Es ist natürlich müßig, im 37. Beitrag zu einem Thema noch etwas Originelles hervorbringen zu wollen, zumal dann, wenn schon ähnliche Diskussionen voraufgegangen sind:
http://www.geschichtsforum.de/f288/zeitalter-der-aufkl-rung-zusammenfassung-22072/
http://www.geschichtsforum.de/f288/fragen-zur-aufk-rung-29757/
Also skizziere ich nur kurz den Halbzeitstand:
1. Die Frage nach den "Ursachen" ist vielleicht so nicht beantwortbar. Deshalb finde auch ich Rafaels Anregung (#8) glücklich, zunächst von (Gelingens-) "Bedingungen" zu sprechen und darüber hinaus mit Klaus (#5) nach "Treibern" Ausschau zu halten.

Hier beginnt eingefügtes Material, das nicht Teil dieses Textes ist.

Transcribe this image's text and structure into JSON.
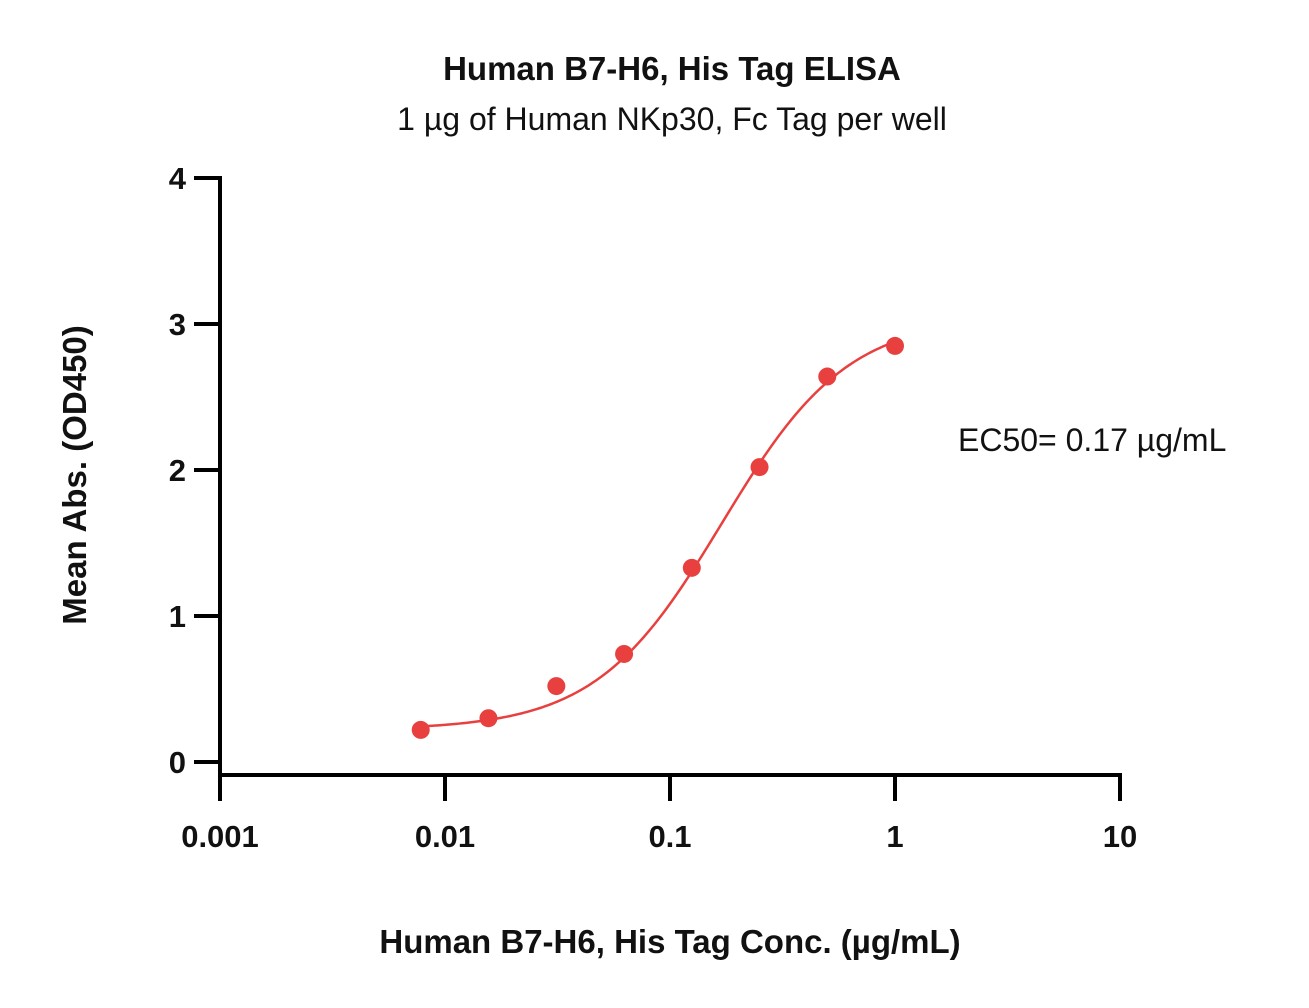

2. Die bisher genannten Faktoren
- Not (#2)
- Technik (#5)
- (Natur-)Wissenschaften (#8,11)
- Naturrecht (#33)
- Philosophie (#13,25)
müssen natürlich sellbst wieder nach ihrer Genese befragt werden (Warum entwickelt sich das Naturrecht just zum Zeitpunkt X? usw.), woraus sich unweigerlich ein Netzwerk von interagierenden Faktoren ergibt.
Ein geschichtsphilosophisches Moment klingt im Eingangsbeitrag an, aber nur relativ zart, weshalb ich es mit folgender streitbarer Definition verstärken möchte:
Aufklärung = Bezeichnung für eine bestimmte historische Form der bürgerlichen Emanzipationsideologie und -literatur. Sie bildet sich in der zweiten Phase der bürgerlichen Emanzipation - in der Phase, als sich die Bourgeoisie bereits als Klasse konstituiert hat und den politischen Kampf gegen die ständig-feudale Ordnung und die absolute Monarchie aufnimmt - heraus. [1]

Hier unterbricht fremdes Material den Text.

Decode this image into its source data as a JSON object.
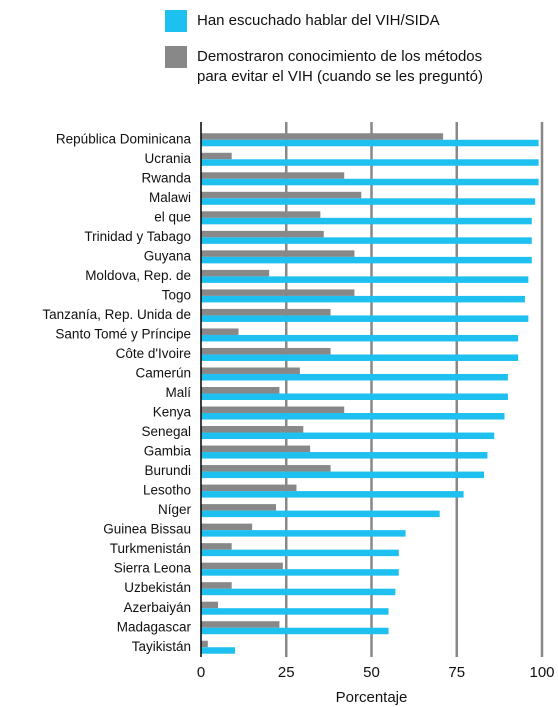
{
  "chart_data": {
    "type": "barh",
    "categories": [
      "República Dominicana",
      "Ucrania",
      "Rwanda",
      "Malawi",
      "el que",
      "Trinidad y Tabago",
      "Guyana",
      "Moldova, Rep. de",
      "Togo",
      "Tanzanía, Rep. Unida de",
      "Santo Tomé y Príncipe",
      "Côte d'Ivoire",
      "Camerún",
      "Malí",
      "Kenya",
      "Senegal",
      "Gambia",
      "Burundi",
      "Lesotho",
      "Níger",
      "Guinea Bissau",
      "Turkmenistán",
      "Sierra Leona",
      "Uzbekistán",
      "Azerbaiyán",
      "Madagascar",
      "Tayikistán"
    ],
    "series": [
      {
        "name": "Han escuchado hablar del VIH/SIDA",
        "color": "#1ec0f0",
        "values": [
          99,
          99,
          99,
          98,
          97,
          97,
          97,
          96,
          95,
          96,
          93,
          93,
          90,
          90,
          89,
          86,
          84,
          83,
          77,
          70,
          60,
          58,
          58,
          57,
          55,
          55,
          10
        ]
      },
      {
        "name": "Demostraron conocimiento de los métodos\npara evitar el VIH (cuando se les preguntó)",
        "color": "#888888",
        "values": [
          71,
          9,
          42,
          47,
          35,
          36,
          45,
          20,
          45,
          38,
          11,
          38,
          29,
          23,
          42,
          30,
          32,
          38,
          28,
          22,
          15,
          9,
          24,
          9,
          5,
          23,
          2
        ]
      }
    ],
    "xlabel": "Porcentaje",
    "xlim": [
      0,
      100
    ],
    "xticks": [
      0,
      25,
      50,
      75,
      100
    ],
    "grid": true
  }
}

Zur Philosophie könnte/müsste man sehr vieles anführen, aber das Geschäft will ich Lukrezia überlassen und nur bemerken, dass ich den Begriff vom Menschen als "Mensch der Bewegung" (#25) für einen sehr schönen, weil mindestens doppeldeutigen Gedanken halte.:winke:
Wichtig auch rena8' These von "Veränderungen im Denken und Fühlen" (#3), die "meist mehrere Generationen [benötigen,] bis sie bei der breiten Masse ankommen und eine Veränderung im Verhalten bewirken", d.h. eine kritische Menge von Menschen "in Bewegung" bringen. Das führt aber zu einer ketzerischen Frage: Wie groß mag überhaupt die Zahl der Menschen gewesen sein, die am Prozess der Aufklärung, wie immer man ihn definieren mag, beteiligt waren?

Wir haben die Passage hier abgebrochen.